The rise of new technologies followed by new information behavior has also disrupted existing dissemination formats (from print to digital) and dissemination practices (from quasi-monopolistic to open and multiple).

A well-known example for disrupting dissemination is given by Wikipedia and its subject is Wikipedia itself:
“The free, online encyclopedia Wikipedia was a disruptive innovation that had a major impact on both the traditional, for-profit printed paper encyclopedia market (e.g., Encyclopedia Britannica) and the for-profit digital encyclopedia market (e.g.,Encarta). The English Wikipedia provides over 5 million articles for free; in contrast, a $1,000 set of Britannica volumes had 120,000 articles.” (Article: https://en.wikipedia.org/wiki/Disruptive_innovation)

In fact, disruptive tendencies happen on both sides: in producing and in presenting or accessing statistical information.

Some thoughts about this:

  1. Until the end of the 20th-century, print was the main channel for disseminating statistics.
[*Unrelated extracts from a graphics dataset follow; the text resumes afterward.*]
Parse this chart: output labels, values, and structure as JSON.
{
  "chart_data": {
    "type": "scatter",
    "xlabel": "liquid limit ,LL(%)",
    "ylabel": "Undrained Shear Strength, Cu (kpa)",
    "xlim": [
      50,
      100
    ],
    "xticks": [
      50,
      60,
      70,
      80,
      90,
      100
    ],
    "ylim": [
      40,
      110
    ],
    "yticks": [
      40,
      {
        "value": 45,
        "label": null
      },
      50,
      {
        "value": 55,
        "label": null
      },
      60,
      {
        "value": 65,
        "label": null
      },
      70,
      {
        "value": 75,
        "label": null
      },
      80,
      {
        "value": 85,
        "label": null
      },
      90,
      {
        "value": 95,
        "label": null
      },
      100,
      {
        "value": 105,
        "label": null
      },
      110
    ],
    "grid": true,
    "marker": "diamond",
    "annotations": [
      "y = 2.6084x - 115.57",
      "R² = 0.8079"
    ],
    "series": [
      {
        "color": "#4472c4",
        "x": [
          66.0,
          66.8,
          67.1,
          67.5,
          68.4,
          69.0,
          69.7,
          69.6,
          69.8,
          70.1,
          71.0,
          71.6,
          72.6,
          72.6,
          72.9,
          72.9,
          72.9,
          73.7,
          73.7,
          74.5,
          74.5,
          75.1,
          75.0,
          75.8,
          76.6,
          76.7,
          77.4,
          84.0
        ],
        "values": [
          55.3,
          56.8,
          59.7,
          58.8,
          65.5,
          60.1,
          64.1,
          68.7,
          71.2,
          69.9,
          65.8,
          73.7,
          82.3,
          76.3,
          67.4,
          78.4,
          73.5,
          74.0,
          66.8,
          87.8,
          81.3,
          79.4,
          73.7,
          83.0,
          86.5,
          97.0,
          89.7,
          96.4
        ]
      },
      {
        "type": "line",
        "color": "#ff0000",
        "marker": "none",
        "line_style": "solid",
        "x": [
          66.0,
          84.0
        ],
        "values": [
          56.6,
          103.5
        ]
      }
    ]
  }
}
Libraries in Statistical Offices and Society had their very vital role.
  2. With the internet opened a new channel: Statistical Offices’ Websites appeared, access to databases and attractive data presentation (visual, storytelling, see i.e. this) were top themes and stuff for long discussions. Access to data was now simple and for everyone.
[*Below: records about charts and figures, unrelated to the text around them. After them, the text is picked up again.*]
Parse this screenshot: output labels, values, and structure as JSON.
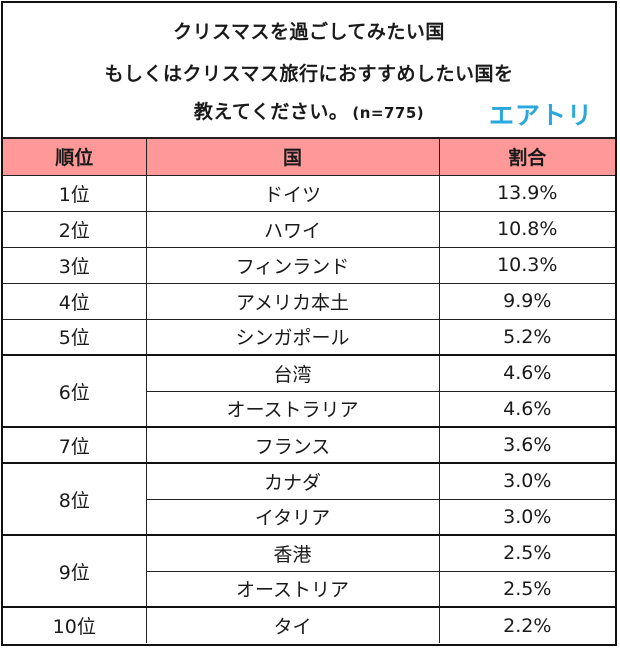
{
  "title": {
    "line1": "クリスマスを過ごしてみたい国",
    "line2": "もしくはクリスマス旅行におすすめしたい国を",
    "line3": "教えてください。",
    "sample": "(n=775)"
  },
  "logo": {
    "text": "エアトリ",
    "color": "#2aa7dc"
  },
  "header_color": "#ff9999",
  "table": {
    "headers": [
      "順位",
      "国",
      "割合"
    ],
    "rows": [
      {
        "rank": "1位",
        "country": "ドイツ",
        "share": "13.9%"
      },
      {
        "rank": "2位",
        "country": "ハワイ",
        "share": "10.8%"
      },
      {
        "rank": "3位",
        "country": "フィンランド",
        "share": "10.3%"
      },
      {
        "rank": "4位",
        "country": "アメリカ本土",
        "share": "9.9%"
      },
      {
        "rank": "5位",
        "country": "シンガポール",
        "share": "5.2%"
      },
      {
        "rank": "6位",
        "country": "台湾",
        "share": "4.6%"
      },
      {
        "rank": "6位",
        "country": "オーストラリア",
        "share": "4.6%"
      },
      {
        "rank": "7位",
        "country": "フランス",
        "share": "3.6%"
      },
      {
        "rank": "8位",
        "country": "カナダ",
        "share": "3.0%"
      },
      {
        "rank": "8位",
        "country": "イタリア",
        "share": "3.0%"
      },
      {
        "rank": "9位",
        "country": "香港",
        "share": "2.5%"
      },
      {
        "rank": "9位",
        "country": "オーストリア",
        "share": "2.5%"
      },
      {
        "rank": "10位",
        "country": "タイ",
        "share": "2.2%"
      }
    ]
  },
  "chart_data": {
    "type": "table",
    "title": "クリスマスを過ごしてみたい国 もしくはクリスマス旅行におすすめしたい国を教えてください。(n=775)",
    "columns": [
      "順位",
      "国",
      "割合"
    ],
    "categories": [
      "ドイツ",
      "ハワイ",
      "フィンランド",
      "アメリカ本土",
      "シンガポール",
      "台湾",
      "オーストラリア",
      "フランス",
      "カナダ",
      "イタリア",
      "香港",
      "オーストリア",
      "タイ"
    ],
    "ranks": [
      1,
      2,
      3,
      4,
      5,
      6,
      6,
      7,
      8,
      8,
      9,
      9,
      10
    ],
    "values": [
      13.9,
      10.8,
      10.3,
      9.9,
      5.2,
      4.6,
      4.6,
      3.6,
      3.0,
      3.0,
      2.5,
      2.5,
      2.2
    ],
    "unit": "%",
    "n": 775
  }
}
  3. With the open data initiatives not only accessing but also disseminating statistical information got much easier. Nearly everyone could become a data provider. License fees no longer hindered the redisseminaton of official statistics and APIs or webservices provided by statistical offices made this possible in an automated way.
    Statistics can be easily integrated into websites and apps of non-official data providers, this with all the chances to enable democratic conversation and the risks of data misuse.
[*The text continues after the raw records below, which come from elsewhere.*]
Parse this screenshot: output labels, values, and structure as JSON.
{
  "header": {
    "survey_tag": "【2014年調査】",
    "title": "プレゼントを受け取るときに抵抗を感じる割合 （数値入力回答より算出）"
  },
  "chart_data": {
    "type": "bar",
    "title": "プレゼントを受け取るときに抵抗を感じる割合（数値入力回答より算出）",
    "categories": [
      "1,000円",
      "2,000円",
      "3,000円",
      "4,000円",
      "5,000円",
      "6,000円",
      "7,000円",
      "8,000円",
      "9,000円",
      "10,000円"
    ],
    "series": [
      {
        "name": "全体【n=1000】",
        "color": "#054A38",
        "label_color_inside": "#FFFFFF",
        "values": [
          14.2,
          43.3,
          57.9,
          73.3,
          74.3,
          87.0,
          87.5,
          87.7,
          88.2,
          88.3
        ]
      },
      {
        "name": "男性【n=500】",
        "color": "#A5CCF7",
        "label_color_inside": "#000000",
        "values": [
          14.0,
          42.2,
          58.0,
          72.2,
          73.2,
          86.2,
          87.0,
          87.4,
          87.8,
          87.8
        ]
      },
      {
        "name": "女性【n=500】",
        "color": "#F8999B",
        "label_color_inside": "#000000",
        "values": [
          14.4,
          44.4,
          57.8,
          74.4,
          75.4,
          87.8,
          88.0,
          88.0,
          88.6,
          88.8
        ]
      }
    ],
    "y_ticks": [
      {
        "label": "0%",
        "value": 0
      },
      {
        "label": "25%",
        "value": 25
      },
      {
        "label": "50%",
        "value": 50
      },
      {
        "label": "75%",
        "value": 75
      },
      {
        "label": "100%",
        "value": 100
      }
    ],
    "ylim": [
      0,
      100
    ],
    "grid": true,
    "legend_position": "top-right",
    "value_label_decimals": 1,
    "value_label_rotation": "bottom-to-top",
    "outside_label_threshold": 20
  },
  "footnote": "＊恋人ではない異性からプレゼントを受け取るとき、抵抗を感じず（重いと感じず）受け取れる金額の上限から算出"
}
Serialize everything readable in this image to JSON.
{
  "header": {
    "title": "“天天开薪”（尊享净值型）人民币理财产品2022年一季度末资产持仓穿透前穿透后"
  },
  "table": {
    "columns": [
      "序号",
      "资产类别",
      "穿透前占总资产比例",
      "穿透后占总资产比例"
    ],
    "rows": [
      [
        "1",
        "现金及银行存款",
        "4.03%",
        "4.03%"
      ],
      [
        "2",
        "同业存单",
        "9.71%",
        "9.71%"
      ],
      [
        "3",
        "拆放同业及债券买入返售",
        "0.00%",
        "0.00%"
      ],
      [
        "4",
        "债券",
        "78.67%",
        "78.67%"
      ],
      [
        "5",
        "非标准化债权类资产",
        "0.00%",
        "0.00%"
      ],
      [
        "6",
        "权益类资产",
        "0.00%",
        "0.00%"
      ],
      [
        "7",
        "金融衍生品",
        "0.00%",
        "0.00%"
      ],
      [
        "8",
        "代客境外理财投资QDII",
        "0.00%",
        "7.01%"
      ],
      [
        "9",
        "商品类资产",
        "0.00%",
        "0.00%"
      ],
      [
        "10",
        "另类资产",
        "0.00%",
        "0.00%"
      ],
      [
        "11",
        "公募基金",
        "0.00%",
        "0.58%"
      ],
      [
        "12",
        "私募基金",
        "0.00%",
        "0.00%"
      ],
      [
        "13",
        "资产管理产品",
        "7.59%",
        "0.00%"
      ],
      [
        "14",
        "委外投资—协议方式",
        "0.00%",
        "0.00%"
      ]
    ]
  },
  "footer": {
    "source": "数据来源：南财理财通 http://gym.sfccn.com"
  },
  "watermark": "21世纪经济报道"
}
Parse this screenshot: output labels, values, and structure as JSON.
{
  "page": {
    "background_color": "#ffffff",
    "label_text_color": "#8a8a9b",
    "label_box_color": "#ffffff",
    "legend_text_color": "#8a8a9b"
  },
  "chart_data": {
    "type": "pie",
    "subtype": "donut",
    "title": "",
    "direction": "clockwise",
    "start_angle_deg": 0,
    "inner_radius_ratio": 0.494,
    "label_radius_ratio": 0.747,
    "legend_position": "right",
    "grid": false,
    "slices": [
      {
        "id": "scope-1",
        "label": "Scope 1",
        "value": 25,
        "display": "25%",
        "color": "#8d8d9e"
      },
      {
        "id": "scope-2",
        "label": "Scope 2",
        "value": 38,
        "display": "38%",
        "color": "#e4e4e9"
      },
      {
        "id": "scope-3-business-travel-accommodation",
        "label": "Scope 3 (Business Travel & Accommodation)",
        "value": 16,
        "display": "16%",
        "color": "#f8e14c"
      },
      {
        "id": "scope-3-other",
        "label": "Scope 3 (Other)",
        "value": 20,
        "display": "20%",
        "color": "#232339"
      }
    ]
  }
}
  4. All this gives statistics a much more important role in communication processes. On the other hand communicating with statistics gets simpler: Letters, telephone calls and even e-mails become cumbersome seen the possibility bots (will) provide. With a stats bot in my daily used messenger, I ask for a statistical information, and the bot uses a search engine or connects me directly to a statistical expert.
    Brands that already have full-fledged apps and responsive websites can take advantage of bots’ ability to act as concierges, handling basic tasks and micro-interactions for users and then gracefully connecting users with apps or websites, as appropriate, for a more involved experience.” (Adam Fingerman, venturebeat, 20.7.2016)
  5. What’s next? Innovation with disruption goes on, but disruption does not always mean destruction: It’s still a wise decision to keep some information in paper format. A statistical yearbook with key data lasts for centuries, not so a website, an API or a bot.